Pulse detonation engines offer the potential for a single, air-breathing, propulsion system that can operate from subsonic speeds (including take-off) to high Mach number flight. Critical to this technology is rapid repetition rate operation. Plasma-based ignition systems based on short pulse, high voltage pulsed power have been shown to decrease the ignition time in experimental system. The presence of water in the fuel-air mixture, however, has been shown to adversely affect the performance of these ignition systems. Herein, we report on simulations of the plasma chemistry from the application of the pulsed power (10s of ns) through the ignition time (100s of microsecond).
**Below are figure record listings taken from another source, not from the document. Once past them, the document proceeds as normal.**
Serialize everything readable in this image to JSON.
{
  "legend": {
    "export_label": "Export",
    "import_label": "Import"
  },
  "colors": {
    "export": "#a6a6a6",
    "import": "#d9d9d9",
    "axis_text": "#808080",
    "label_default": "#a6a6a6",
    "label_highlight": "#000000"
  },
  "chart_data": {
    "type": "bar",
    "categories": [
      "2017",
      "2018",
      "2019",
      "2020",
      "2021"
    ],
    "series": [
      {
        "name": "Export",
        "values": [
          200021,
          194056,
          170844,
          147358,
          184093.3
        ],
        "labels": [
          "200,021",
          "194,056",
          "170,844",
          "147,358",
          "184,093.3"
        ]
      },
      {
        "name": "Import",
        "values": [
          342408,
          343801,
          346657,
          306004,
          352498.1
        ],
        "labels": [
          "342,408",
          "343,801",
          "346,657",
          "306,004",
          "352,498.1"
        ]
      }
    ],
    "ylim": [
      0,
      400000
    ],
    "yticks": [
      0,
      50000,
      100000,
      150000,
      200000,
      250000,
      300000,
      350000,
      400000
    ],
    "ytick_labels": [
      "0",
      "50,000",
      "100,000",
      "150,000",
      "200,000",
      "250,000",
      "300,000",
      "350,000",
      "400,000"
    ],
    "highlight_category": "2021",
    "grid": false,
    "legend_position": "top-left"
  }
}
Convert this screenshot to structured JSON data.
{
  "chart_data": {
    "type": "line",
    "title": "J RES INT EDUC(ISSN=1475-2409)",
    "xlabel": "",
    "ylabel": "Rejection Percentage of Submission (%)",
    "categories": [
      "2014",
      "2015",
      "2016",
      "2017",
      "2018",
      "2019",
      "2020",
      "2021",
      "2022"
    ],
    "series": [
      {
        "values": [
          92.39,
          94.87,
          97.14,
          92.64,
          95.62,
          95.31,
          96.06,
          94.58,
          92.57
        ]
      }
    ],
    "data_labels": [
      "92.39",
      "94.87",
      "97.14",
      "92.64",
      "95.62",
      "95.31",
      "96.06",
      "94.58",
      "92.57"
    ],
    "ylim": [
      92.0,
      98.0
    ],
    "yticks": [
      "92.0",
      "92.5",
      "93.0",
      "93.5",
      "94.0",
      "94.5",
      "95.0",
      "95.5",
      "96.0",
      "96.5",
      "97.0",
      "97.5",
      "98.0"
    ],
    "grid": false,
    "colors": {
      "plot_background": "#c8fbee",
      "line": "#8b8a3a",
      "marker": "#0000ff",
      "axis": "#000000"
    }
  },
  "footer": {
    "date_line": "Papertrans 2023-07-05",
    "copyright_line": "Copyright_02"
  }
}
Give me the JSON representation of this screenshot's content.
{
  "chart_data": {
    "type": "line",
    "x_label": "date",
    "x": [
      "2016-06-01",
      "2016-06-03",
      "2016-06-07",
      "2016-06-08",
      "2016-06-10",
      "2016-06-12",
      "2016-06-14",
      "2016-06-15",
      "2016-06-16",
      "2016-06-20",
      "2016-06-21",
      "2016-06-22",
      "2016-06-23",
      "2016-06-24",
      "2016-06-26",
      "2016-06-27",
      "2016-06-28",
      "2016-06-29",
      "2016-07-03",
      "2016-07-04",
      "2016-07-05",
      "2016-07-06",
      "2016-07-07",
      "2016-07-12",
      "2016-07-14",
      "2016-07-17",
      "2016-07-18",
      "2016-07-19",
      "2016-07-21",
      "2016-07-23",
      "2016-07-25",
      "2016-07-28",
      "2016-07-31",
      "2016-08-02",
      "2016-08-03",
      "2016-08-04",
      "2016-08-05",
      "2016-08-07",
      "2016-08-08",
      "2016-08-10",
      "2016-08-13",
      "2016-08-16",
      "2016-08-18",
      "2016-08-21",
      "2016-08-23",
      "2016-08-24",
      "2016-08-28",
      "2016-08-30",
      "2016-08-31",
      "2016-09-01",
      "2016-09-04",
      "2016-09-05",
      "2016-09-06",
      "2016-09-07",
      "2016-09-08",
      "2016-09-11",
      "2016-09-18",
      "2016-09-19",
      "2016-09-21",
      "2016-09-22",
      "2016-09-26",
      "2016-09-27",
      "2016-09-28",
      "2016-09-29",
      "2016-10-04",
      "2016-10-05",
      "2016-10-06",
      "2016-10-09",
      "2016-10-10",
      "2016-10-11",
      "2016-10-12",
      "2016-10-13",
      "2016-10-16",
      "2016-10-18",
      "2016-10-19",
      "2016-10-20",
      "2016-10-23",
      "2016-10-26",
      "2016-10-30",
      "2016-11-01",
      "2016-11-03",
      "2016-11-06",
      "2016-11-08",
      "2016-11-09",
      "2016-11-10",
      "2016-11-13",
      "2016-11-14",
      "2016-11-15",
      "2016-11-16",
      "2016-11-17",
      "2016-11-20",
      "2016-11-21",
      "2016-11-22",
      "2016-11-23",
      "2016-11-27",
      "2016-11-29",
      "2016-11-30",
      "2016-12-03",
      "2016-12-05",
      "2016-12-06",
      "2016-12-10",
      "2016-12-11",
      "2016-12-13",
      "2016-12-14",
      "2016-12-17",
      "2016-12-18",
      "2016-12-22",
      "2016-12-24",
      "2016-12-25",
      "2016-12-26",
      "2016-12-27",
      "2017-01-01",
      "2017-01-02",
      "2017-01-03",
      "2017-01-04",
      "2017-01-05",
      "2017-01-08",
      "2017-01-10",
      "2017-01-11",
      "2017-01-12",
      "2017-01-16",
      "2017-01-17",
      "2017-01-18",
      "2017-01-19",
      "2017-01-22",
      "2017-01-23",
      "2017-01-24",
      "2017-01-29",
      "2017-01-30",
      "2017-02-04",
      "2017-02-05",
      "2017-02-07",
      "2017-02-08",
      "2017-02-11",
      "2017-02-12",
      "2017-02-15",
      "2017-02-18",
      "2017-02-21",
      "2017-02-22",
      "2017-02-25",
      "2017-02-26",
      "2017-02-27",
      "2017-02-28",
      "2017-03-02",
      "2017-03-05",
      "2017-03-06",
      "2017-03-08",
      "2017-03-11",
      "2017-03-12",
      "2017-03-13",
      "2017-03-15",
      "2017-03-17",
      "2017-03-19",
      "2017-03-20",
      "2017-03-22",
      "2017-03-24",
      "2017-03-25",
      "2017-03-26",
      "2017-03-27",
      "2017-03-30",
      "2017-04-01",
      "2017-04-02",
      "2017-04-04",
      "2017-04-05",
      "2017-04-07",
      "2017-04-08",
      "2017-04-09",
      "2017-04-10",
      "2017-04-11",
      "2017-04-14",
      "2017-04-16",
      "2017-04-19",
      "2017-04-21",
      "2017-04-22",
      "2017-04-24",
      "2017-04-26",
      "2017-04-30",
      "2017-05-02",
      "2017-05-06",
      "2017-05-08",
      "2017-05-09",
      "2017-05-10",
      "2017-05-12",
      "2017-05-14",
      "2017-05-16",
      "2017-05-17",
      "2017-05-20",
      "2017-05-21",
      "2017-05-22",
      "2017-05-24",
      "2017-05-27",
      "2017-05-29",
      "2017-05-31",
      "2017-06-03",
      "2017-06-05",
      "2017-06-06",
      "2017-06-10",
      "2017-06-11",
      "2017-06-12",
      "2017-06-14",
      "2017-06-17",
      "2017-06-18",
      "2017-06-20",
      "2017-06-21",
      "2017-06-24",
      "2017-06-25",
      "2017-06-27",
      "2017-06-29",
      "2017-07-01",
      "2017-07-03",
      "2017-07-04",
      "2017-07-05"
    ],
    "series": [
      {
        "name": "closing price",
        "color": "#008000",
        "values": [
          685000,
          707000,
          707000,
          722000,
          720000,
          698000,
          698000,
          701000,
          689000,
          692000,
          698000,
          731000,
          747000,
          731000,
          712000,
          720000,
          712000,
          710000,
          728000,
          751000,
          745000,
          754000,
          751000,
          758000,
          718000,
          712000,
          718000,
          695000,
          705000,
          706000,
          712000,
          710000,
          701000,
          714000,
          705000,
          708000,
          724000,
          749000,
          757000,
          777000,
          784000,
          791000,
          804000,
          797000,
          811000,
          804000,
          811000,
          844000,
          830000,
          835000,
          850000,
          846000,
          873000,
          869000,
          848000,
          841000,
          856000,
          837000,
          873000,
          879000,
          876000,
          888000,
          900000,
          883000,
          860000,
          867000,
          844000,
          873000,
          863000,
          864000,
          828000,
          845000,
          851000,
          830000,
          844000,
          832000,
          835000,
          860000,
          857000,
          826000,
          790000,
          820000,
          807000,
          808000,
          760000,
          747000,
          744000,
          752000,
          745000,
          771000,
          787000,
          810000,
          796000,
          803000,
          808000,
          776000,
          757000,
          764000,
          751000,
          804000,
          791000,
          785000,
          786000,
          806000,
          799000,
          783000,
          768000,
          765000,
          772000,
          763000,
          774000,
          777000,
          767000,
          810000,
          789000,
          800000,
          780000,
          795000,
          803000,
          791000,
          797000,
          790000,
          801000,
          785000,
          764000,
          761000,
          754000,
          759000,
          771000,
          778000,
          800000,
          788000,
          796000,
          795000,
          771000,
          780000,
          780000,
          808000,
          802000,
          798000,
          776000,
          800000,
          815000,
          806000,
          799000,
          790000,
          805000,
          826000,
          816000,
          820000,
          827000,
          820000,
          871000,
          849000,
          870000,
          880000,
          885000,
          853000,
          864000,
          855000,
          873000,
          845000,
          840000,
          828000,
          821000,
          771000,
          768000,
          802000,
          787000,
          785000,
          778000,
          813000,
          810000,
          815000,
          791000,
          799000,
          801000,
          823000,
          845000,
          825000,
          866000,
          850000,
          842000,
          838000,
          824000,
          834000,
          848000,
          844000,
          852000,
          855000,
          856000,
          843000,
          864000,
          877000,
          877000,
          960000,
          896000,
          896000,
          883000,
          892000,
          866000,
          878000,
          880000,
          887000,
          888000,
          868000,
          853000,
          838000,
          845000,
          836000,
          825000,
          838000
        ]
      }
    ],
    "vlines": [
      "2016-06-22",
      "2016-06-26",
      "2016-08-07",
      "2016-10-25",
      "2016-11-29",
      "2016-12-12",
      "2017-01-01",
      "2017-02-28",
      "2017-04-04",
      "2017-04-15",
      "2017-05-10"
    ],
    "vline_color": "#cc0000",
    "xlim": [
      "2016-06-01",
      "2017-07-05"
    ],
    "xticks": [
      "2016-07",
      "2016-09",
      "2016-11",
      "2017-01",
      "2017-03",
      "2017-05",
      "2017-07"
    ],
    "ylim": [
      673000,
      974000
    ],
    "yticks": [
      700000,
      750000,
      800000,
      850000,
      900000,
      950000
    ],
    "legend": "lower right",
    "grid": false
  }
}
These simulations suggest a long-lived neutral species created by the transient plasma ignition process that are strongly affected by water, and can play a role in both combustion processes. Comparison with experimental results, potential mitigation schemes for the water effects, and implications for internal combustion engines will be discussed.

Development of high rep-rate pulse detonation engines based on transient plasma ignition technology

Summary form only given. pulse detonation engines (PDE) are a class of air breathing engines that offer propulsion from sub- to supersonic velocities from a single system. Critical to this technology is the robust and reliable operation at high repetition rates. This forces consideration of a variety of science and engineering challenges to develop systems that rapidly detonate the fuel-air mixture while maintaining reliability and high efficiencies. This paper focuses on recent results on a number of fronts: First, we report on the implementation of transient plasma ignition (TPI) system in an operational PDE test-bed at NPS. We discuss the physics of deflagration-to-detonation transition and the engineering challenges associated with the system resonances and shock-to-electrode interactions at high rep-rate operation. Second, we describe preliminary efforts to understand the role of plasma streamers in modification of the plasma chemistry, fuel cracking, and deflagration-to- detonation transition. TPI ignition relies on high voltage (10s of kV) ionization of the fuel-oxidizer mixture, but with sufficiently short pulse lengths (typically <100 ns) to avoid the low efficiencies (thermal energy deposition) of arc formation. The importance of field enhancement, cathode/anode surface physics of the oxidizer, circuit impedance effects, energy coupling, and chemical kinetics on TPI are studied via simulation, and compared with experimental data. Both global models and kinetic particle- in-cell results are discussed.